Entre interlocutores de Bolsonaro, existe a convicção de que a liminar será derrubada por instâncias superiores. Parte do núcleo mais próximo do presidente já prevê estragos políticos pela medida. “Só cria confusão”, resumiu um ministro, sob a condição de anonimato. Outro ministro ouvido pelo Valor afirma que a decisão foi “ruim para os dois lados”.

“Medida orquestrada pelo governo Jair Bolsonaro. A CPI é investigação constitucional do Poder Legislativo. Nada tem a ver com Justiça de primeira instância. Estamos entrando com recurso e pergunto: por que tanto medo?”, vociferou Renan nas redes sociais.

O imbróglio colocou ainda mais fogo na reunião do grupo conhecido como “G7”, formado por senadores de oposição ou contrários à atuação do governo na pandemia, que se reuniram em jantar ontem para discutir um alinhamento durante a condução dos trabalhos.

O G7 detém a maioria do colegiado e quer emplacar o presidente e o relator da CPI - respectivamente os senadores Omar Aziz (PSD-AM) e Renan Calheiros. Além deles, compõem o grupo Eduardo Braga (MDB-AM), Otto Alencar (PSD-BA), Randolfe Rodrigues (Rede-AP), Humberto Costa (PT-PE) e Tasso Jereissati (PSDB-CE) - todos senadores experientes e de peso político considerável.

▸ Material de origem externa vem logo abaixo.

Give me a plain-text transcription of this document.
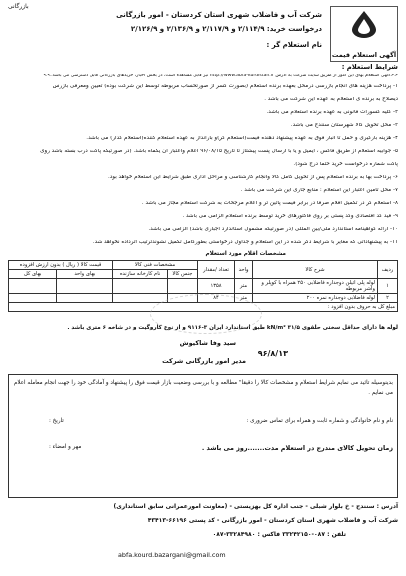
بازرگانی
آگهی استعلام قیمت
شرکت آب و فاضلاب شهری استان کردستان - امور بازرگانی
درخواست خرید: ۲/۱۱۴/۹ و ۲/۱۱۷/۹ و ۲/۱۳۶/۹ و ۲/۱۲۶/۹
نام استعلام گر :
شرایط استعلام :
<<آگهی استعلام بهای این امور از طریق سایت شرکت به آدرس http://www.abfa-kurdistan.ir نیز قابل مشاهده است، در بخش اخبار، خریدهای بازرگانی قابل دسترسی می باشد.>>
۱- پرداخت هزینه های انجام بازرسی درمحل بعهده برنده استعلام (بصورت کسر از صورتحساب مربوطه توسط این شرکت بوده) تعیین ومعرفی بازرس
ذیصلاح به برنده ی استعلام به عهده این شرکت می باشد .
۲- کلیه کسورات قانونی به عهده برنده استعلام می باشد.
۳- محل تحویل کالا شهرستان سنندج می باشد.
۴- هزینه بارگیری و حمل تا انبار فوق به عهده پیشنهاد دهنده قیمت(استعلام گر)و بارانداز به عهده استعلام کننده(استعلام گذار) می باشد.
۵- جوابیه استعلام از طریق فاکس ، ایمیل و یا با ارسال پست پیشتاز تا تاریخ ۹۶/۰۸/۱۵ اعلام واعتبار آن یکماه باشد. (در صورتیکه پاکت درب بسته باشد روی
پاکت شماره درخواست خرید حتما درج شود).
۶- پرداخت بها به برنده استعلام پس از تحویل کامل کالا وانجام کارشناسی و مراحل اداری طبق شرایط این استعلام خواهد بود.
۷- محل تامین اعتبار این استعلام : منابع جاری این شرکت می باشد .
۸- استعلام گر در تکمیل اقلام صرفا در برابر قیمت پائین تر و اعلام مرجحات به شرکت استعلام مجاز می باشد .
۹- قید کد اقتصادی وکد پستی بر روی فاکتورهای خرید توسط برنده استعلام الزامی می باشد .
۱۰- ارائه گواهینامه استاندارد ملی/بین المللی (در صورتیکه مشمول استاندارد اجباری باشد) الزامی می باشد.
۱۱- به پیشنهاداتی که مغایر با شرایط ذکر شده در این استعلام و جداول درخواستی بطورکامل تکمیل نشوندترتیب اثرداده نخواهد شد.
مشخصات اقلام مورد استعلام
ردیف	شرح کالا	واحد	تعداد /مقدار	مشخصات فنی کالا		قیمت کالا ( ریال ) بدون ارزش افزوده	
				جنس کالا	نام کارخانه سازنده	بهای واحد	بهای کل
۱	لوله پلی اتیلن دوجداره فاضلابی ۲۵۰ همراه با کوپلر و واشر مربوطه	متر	۱۳۵۸				
۲	لوله فاضلابی دوجداره نمره ۲۰۰	متر	۸۴				
مبلغ کل به حروف بدون افزود :							
لوله ها دارای حداقل سختی حلقوی kN/m² ۳۱/۵ طبق استاندارد ایران ۳-۹۱۱۶ و از نوع کاروگیت و در شاخه ۶ متری باشد .
سید وفا شاکیوش
مدیر امور بازرگانی شرکت
۹۶/۸/۱۳
بدینوسیله تائید می نمایم شرایط استعلام و مشخصات کالا را دقیقا" مطالعه و با بررسی وضعیت بازار قیمت فوق را پیشنهاد و آمادگی خود را جهت انجام معامله اعلام می نمایم .
نام و نام خانوادگی و شماره ثابت و همراه برای تماس ضروری :
تاریخ :
زمان تحویل کالای مندرج در استعلام مدت.......روز می باشد .
مهر و امضاء :
آدرس : سنندج - خ بلوار شبلی - جنب اداره کل بهزیستی - (معاونت امورعمرانی سابق استانداری)
شرکت آب و فاضلاب شهری استان کردستان - امور بازرگانی - کد پستی ۶۶۱۹۶-۴۳۴۱۳
تلفن : ۰۸۷-۳۳۲۴۲۱۵۰ فاکس : ۳۳۲۸۴۹۸۰-۰۸۷
abfa.kourd.bazargani@gmail.com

A avaliação do grupo é que a bola está com Renan. Como forma de desarmar o governo, ele vai se declarar impedido de investigar o que tiver relação com Alagoas. Nesse caso, a solução deve ser a escolha de sub-relator específico.

Do outro lado, o governo está montando uma “sala de guerra” para acompanhar a CPI, traçar estratégias, negociar com parlamentares e municiar autoridades e aliados que venham a ser chamados a depor na comissão. O objetivo principal é blindar o presidente ao dividir a responsabilidade da pandemia com os governadores.

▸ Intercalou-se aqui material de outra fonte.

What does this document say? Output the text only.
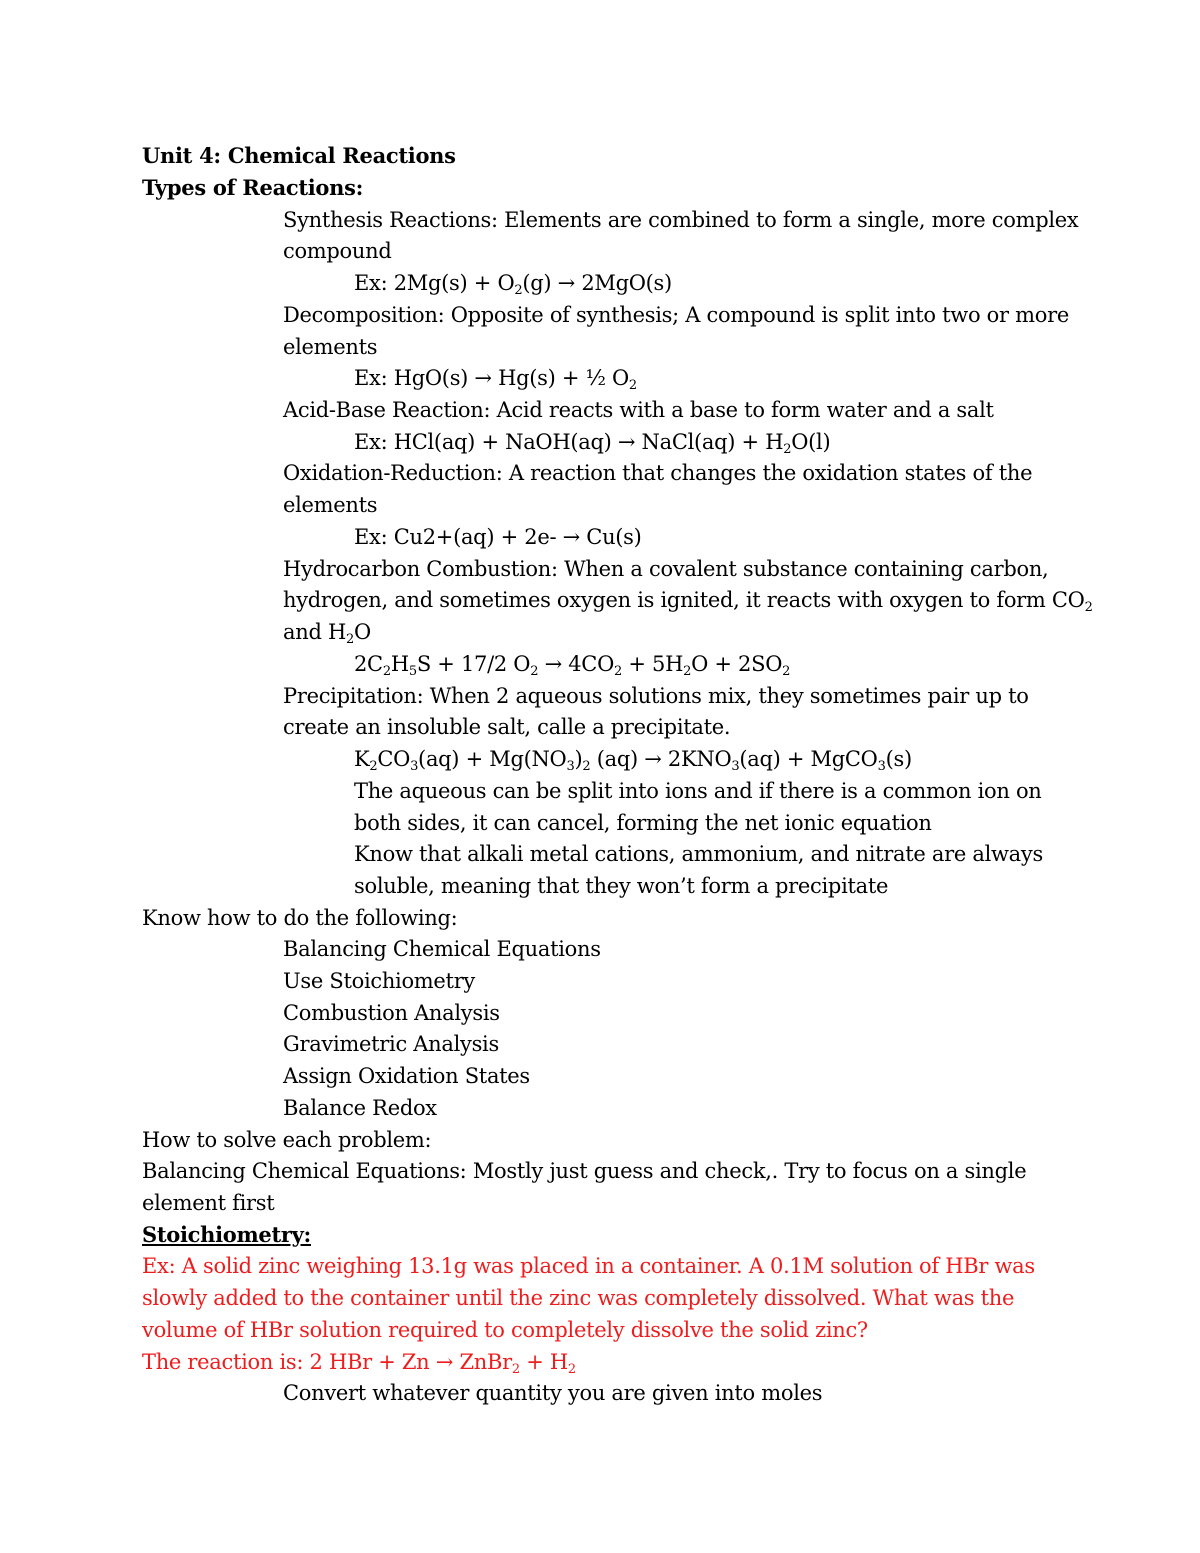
Unit 4: Chemical Reactions
Types of Reactions:
Synthesis Reactions: Elements are combined to form a single, more complex
compound
Ex: $2Mg(s) + O_2(g) \to 2MgO(s)$
Decomposition: Opposite of synthesis; A compound is split into two or more
elements
Ex: HgO(s) → Hg(s) + ½ $O_2$
Acid-Base Reaction: Acid reacts with a base to form water and a salt
Ex: HCl(aq) + NaOH(aq) → NaCl(aq) + $H_2O(l)$
Oxidation-Reduction: A reaction that changes the oxidation states of the
elements
Ex: Cu2+(aq) + 2e- → Cu(s)
Hydrocarbon Combustion: When a covalent substance containing carbon,
hydrogen, and sometimes oxygen is ignited, it reacts with oxygen to form $CO_2$
and $H_2O$
$2C_2H_5S + 17/2$ $O_2 \to 4CO_2 + 5H_2O + 2SO_2$
Precipitation: When 2 aqueous solutions mix, they sometimes pair up to
create an insoluble salt, calle a precipitate.
$K_2CO_3(aq) + Mg(NO_3)_2$ $(aq) \to 2KNO_3(aq)$ + MgCO$_3$(s)
The aqueous can be split into ions and if there is a common ion on
both sides, it can cancel, forming the net ionic equation
Know that alkali metal cations, ammonium, and nitrate are always
soluble, meaning that they won’t form a precipitate
Know how to do the following:
Balancing Chemical Equations
Use Stoichiometry
Combustion Analysis
Gravimetric Analysis
Assign Oxidation States
Balance Redox
How to solve each problem:
Balancing Chemical Equations: Mostly just guess and check,. Try to focus on a single
element first
Stoichiometry:
Ex: A solid zinc weighing 13.1g was placed in a container. A 0.1M solution of HBr was
slowly added to the container until the zinc was completely dissolved. What was the
volume of HBr solution required to completely dissolve the solid zinc?
The reaction is: 2 HBr + Zn → ZnBr$_2$ + $H_2$
Convert whatever quantity you are given into moles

Na comissão, contudo, não há ainda uma articulação clara: Eduardo Girão (Podemos-CE), que concorrerá ao comando da CPI, Jorginho Mello (PL-SC), Marcos Rogério (DEM-RO) e Ciro Nogueira (PP-PI) são os nomes mais alinhados com a base governista.

Para além do imbróglio na Justiça, o governo começou com o pé esquerdo sua atuação. A Casa Civil elaborou uma lista de acusações e críticas que devem ser alvos da CPI para que os ministérios elaborem respostas. O documento vazou e, publicado pelo portal “UOL”, continha 23 possíveis crimes e omissões cometidas - um número maior que os 18 pontos sugeridos por Randolfe, que deverá ser o vice-presidente da CPI. “No afã de tentar uma defesa, o que o governo acaba apresentando para a própria CPI é um roteiro a ser seguido”, ironizou o oposicionista.

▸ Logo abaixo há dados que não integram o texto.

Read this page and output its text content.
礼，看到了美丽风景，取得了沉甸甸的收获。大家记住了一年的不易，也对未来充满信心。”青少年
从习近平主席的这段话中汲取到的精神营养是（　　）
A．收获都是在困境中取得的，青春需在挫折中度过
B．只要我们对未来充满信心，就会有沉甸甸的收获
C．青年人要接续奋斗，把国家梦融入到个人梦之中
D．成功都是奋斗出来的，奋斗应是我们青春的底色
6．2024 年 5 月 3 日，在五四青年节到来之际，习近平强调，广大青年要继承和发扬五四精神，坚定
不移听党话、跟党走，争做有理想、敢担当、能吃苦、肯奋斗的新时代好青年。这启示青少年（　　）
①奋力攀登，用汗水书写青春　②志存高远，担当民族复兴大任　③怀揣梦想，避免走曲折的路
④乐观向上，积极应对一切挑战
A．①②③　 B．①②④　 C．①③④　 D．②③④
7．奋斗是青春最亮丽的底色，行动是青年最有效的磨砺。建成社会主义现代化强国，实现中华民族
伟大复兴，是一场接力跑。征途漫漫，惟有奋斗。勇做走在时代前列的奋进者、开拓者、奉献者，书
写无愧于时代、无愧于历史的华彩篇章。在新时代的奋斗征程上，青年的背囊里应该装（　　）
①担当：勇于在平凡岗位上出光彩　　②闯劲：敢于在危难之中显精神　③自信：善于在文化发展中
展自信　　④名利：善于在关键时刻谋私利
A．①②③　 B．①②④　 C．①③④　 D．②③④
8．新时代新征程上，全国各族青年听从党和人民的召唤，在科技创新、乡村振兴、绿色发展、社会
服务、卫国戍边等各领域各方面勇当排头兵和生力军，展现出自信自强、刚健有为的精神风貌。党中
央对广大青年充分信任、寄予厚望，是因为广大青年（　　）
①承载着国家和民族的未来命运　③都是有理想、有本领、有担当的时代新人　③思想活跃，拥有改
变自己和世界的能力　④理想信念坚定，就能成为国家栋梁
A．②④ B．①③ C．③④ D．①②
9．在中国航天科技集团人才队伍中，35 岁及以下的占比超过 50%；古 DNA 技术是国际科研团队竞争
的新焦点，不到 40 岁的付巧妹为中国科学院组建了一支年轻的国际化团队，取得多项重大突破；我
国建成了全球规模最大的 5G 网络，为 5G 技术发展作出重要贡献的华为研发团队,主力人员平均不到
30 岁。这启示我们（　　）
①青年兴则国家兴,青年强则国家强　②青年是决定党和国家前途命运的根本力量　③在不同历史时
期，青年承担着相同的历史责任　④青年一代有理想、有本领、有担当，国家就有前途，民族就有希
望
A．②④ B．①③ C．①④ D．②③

Entre as acusações estão negligência do governo na compra de vacinas; minimização da gravidade da pandemia e ausência de incentivo a restrições para reduzir o contágio; promoção de tratamento precoce contra a covid sem comprovação científica; e a militarização do Ministério da Saúde.

Ainda há dúvidas no Palácio do Planalto quanto à postura a se adotar em relação ao ex-ministro da Saúde Eduardo Pazuello, que deve ser o primeiro grande alvo das investigações. Para uma parte dos auxiliares de Bolsonaro, será inevitável “entregar uma cabeça” aos senadores. E essa cabeça seria a do ex-ministro, que já é alvo de um inquérito na Polícia Federal por conta da crise de oxigênio em Manaus.

Na Bahia, para inaugurar a duplicação de 22 quilômetros da BR-101, em Feira de Santana, Bolsonaro assegurou não estar preocupado com a CPI. “Não estou preocupado porque não devemos nada”. O presidente ainda reforçou a ameaça de utilizar as Forças Armadas contra decretos estaduais e municipais que determinem restrição de circulação de pessoas nas ruas. “As Forças Armadas estão aí para garantir a lei e a ordem”, disse. (Colaboraram Marcelo Ribeiro e Matheus Schuch).